Oxygen deprivation at birth, also known as hypoxia or hypoxic injury, routinely leads to your newborn suffering permanent injuries such as brain damage, kidney damage, liver damage, or a whole host of other awful injuries. How does hypoxia occur? Well, it can be brought about by the negligence of clinicians who fail to look out for maternal or fetal complications capable of initiating a series of events that inhibit normal blood flow to the brain of your child during birth.

Some examples of complications that can lead to your baby’s oxygen deprivation injury include:

(i) Hypertension

(ii) The expecting mother develops high blood pressure and protein in the urine late in the pregnancy

(iii) Type I diabetes

(iv) Deficiency of amniotic fluid

(v) Growth impedance of the child during pregnancy

(vi) Post-dated pregnancy or

(vii) Insufficient blood flow to the placenta

If you or your loved one has a child who suffered an oxygen deprivation injury during birth, you should consider speaking to a medical malpractice lawyer to determine your legal options. There may have been a complication or mistake made during the birth that could have been prevented by the doctor and/or nurses.

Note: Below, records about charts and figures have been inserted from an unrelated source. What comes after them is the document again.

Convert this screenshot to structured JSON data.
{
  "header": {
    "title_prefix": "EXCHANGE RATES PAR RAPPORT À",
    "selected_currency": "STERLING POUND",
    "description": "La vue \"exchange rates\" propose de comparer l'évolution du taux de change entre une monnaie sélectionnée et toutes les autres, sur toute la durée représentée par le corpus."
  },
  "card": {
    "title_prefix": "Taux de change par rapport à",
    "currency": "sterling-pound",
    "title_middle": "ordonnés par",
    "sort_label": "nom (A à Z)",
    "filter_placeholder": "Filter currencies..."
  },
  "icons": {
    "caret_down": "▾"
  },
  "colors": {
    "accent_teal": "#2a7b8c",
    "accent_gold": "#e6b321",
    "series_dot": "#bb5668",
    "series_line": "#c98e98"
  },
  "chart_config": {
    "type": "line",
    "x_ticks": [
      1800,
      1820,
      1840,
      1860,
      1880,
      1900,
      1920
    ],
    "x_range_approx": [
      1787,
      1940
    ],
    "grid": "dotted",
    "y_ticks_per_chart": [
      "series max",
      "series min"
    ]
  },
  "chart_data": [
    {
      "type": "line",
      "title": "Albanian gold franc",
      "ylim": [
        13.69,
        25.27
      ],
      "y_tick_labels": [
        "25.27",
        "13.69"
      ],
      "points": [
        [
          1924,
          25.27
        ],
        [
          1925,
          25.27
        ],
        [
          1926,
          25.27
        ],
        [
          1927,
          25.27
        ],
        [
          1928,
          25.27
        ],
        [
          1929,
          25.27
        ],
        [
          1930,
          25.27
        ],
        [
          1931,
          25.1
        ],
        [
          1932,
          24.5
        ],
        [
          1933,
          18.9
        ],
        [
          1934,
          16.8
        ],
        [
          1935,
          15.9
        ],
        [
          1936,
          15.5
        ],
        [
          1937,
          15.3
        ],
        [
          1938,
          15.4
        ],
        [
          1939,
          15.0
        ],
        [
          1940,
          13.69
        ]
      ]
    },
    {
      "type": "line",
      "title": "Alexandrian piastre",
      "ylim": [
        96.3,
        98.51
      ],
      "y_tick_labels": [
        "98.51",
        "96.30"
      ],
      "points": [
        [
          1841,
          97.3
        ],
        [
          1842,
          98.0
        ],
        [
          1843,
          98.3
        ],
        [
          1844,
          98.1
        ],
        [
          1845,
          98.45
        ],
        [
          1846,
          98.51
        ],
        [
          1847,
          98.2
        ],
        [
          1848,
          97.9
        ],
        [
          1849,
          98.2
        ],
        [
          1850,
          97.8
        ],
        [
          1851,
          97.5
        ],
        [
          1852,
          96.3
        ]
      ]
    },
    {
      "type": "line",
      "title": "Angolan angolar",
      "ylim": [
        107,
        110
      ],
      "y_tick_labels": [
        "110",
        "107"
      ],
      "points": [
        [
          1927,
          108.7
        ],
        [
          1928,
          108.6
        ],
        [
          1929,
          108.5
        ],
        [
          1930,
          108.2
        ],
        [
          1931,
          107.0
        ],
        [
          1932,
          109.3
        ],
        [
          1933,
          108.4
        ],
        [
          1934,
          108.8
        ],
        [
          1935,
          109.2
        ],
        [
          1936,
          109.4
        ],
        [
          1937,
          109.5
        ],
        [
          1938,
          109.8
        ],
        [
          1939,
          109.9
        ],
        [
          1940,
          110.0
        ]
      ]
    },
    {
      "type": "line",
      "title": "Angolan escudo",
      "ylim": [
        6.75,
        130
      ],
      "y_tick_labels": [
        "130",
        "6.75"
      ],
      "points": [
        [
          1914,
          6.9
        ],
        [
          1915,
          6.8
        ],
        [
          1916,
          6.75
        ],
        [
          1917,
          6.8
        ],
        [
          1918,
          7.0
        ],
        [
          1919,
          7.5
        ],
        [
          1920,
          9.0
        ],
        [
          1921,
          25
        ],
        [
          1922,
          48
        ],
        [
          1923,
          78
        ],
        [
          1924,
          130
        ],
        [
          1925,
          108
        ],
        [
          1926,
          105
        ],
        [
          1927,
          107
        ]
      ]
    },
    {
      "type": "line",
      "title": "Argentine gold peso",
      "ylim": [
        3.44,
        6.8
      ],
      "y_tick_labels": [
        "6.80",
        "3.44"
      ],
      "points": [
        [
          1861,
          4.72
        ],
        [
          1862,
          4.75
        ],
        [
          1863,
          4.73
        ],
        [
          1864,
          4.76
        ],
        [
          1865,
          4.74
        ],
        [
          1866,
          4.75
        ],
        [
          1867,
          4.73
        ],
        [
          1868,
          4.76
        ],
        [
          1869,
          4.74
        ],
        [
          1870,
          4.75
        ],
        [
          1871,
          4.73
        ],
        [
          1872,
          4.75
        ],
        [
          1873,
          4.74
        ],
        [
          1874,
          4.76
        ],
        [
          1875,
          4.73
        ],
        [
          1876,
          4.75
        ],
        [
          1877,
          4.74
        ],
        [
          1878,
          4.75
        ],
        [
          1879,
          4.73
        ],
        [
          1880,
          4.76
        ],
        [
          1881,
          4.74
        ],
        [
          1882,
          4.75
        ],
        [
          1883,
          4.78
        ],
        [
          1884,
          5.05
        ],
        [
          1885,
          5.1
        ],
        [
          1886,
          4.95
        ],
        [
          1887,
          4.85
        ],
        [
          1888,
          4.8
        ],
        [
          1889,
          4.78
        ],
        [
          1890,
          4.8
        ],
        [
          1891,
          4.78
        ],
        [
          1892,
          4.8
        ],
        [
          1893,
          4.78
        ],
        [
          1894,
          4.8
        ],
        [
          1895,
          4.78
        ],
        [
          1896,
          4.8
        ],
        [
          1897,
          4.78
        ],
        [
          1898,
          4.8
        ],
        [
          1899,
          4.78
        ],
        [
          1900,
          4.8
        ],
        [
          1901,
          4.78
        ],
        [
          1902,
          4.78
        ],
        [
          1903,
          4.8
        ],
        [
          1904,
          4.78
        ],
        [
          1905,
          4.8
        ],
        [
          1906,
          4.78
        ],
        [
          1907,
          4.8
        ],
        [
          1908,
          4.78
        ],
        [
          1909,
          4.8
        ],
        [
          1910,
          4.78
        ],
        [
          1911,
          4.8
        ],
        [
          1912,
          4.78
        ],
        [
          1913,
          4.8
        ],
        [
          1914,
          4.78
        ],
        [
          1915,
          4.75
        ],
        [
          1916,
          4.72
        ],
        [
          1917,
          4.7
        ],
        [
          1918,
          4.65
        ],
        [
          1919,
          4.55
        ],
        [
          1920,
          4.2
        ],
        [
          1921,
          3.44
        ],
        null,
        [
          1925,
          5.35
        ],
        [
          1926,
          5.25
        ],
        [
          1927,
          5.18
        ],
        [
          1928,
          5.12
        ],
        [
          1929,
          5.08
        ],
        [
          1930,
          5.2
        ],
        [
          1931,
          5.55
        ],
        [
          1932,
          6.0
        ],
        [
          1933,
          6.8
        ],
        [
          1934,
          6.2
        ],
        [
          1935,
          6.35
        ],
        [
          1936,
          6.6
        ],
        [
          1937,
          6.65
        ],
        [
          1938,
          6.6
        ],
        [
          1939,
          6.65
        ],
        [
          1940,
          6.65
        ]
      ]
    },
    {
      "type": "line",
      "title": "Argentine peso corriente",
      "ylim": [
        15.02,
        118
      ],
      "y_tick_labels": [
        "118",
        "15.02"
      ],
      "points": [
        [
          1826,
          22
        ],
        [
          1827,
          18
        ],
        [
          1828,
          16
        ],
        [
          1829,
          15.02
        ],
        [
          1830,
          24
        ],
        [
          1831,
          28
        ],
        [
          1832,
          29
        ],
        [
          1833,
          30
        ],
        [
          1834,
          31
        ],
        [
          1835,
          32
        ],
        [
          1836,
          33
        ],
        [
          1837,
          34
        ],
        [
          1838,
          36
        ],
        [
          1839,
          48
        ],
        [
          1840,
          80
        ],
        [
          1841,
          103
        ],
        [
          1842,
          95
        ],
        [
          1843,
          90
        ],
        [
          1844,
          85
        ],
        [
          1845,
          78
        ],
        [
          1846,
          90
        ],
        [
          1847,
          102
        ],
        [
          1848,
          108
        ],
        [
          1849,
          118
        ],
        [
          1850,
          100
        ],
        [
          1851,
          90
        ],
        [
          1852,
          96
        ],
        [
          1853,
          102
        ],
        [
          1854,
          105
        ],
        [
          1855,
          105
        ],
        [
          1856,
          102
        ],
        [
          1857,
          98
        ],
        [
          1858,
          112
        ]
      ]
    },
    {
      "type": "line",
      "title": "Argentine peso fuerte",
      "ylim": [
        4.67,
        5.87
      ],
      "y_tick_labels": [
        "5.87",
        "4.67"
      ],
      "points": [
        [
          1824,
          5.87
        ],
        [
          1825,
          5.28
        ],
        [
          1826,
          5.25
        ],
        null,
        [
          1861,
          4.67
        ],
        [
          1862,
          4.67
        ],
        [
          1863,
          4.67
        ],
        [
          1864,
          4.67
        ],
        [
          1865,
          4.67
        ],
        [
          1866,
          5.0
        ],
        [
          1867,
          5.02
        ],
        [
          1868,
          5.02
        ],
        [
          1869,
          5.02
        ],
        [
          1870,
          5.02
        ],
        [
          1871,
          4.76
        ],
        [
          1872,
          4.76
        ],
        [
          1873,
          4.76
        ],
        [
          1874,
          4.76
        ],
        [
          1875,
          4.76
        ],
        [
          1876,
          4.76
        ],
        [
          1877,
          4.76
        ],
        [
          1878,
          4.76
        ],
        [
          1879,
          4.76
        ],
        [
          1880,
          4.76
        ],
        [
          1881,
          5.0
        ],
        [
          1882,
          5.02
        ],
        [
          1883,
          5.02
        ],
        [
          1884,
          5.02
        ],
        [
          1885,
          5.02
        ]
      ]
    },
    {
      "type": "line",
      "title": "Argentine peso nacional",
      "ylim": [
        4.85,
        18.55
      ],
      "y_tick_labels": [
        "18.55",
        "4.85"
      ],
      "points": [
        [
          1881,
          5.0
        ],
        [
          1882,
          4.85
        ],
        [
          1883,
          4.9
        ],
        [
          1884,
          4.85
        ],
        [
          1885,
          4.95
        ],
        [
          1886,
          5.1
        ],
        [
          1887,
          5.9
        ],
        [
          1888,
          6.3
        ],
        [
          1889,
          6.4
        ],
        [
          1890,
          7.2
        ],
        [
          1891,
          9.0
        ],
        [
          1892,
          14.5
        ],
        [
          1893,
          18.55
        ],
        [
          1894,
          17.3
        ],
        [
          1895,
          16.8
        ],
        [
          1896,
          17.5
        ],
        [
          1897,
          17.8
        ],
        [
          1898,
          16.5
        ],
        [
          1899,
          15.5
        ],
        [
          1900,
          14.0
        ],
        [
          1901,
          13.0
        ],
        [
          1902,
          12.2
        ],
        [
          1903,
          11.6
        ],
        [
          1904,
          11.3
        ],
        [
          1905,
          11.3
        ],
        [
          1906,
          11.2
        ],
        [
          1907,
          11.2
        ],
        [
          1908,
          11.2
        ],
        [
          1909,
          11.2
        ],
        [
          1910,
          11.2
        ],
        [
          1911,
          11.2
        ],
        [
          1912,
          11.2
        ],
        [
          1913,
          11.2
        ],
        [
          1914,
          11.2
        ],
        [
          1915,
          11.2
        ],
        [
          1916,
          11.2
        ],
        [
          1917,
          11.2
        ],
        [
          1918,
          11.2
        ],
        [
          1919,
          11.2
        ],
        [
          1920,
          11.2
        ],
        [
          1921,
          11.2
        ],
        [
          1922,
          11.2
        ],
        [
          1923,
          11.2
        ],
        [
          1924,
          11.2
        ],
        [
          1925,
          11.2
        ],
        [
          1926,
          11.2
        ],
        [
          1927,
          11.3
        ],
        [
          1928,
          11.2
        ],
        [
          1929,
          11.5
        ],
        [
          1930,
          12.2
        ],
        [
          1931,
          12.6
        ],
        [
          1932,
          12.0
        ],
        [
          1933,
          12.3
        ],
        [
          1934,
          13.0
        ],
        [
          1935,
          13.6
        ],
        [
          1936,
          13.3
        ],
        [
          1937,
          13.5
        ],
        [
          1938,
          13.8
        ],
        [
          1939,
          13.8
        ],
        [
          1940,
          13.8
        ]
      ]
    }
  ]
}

Below are some potential negligent acts that may have contributed to your child’s hypoxic injury:

  • Failure to take proper and timely medical evaluations during the antepartum period and labor to assess the health of your newborn.
  • Failure to identify high-risk factors for hypoxia.
  • Failure to notice fetal distress in your newborn’s fetal heart rate pattern
  • Failure to address the cause of the fetal distress.
  • Whether the physician should have reasonably anticipated the oxygen deprivation that led to your child’s brain damage, given the abnormal patterns shown by the electronic fetal monitor.

Our medical negligence law firm understands the pain and agony associated with a birth injury. We represented a mother whose child suffered a life-altering, permanent shoulder injury and we were able to establish that the nurse-midwife was negligent during the birth. We successfully tried the case in front of a jury and secured a $2.3 million jury verdict for the child and mother.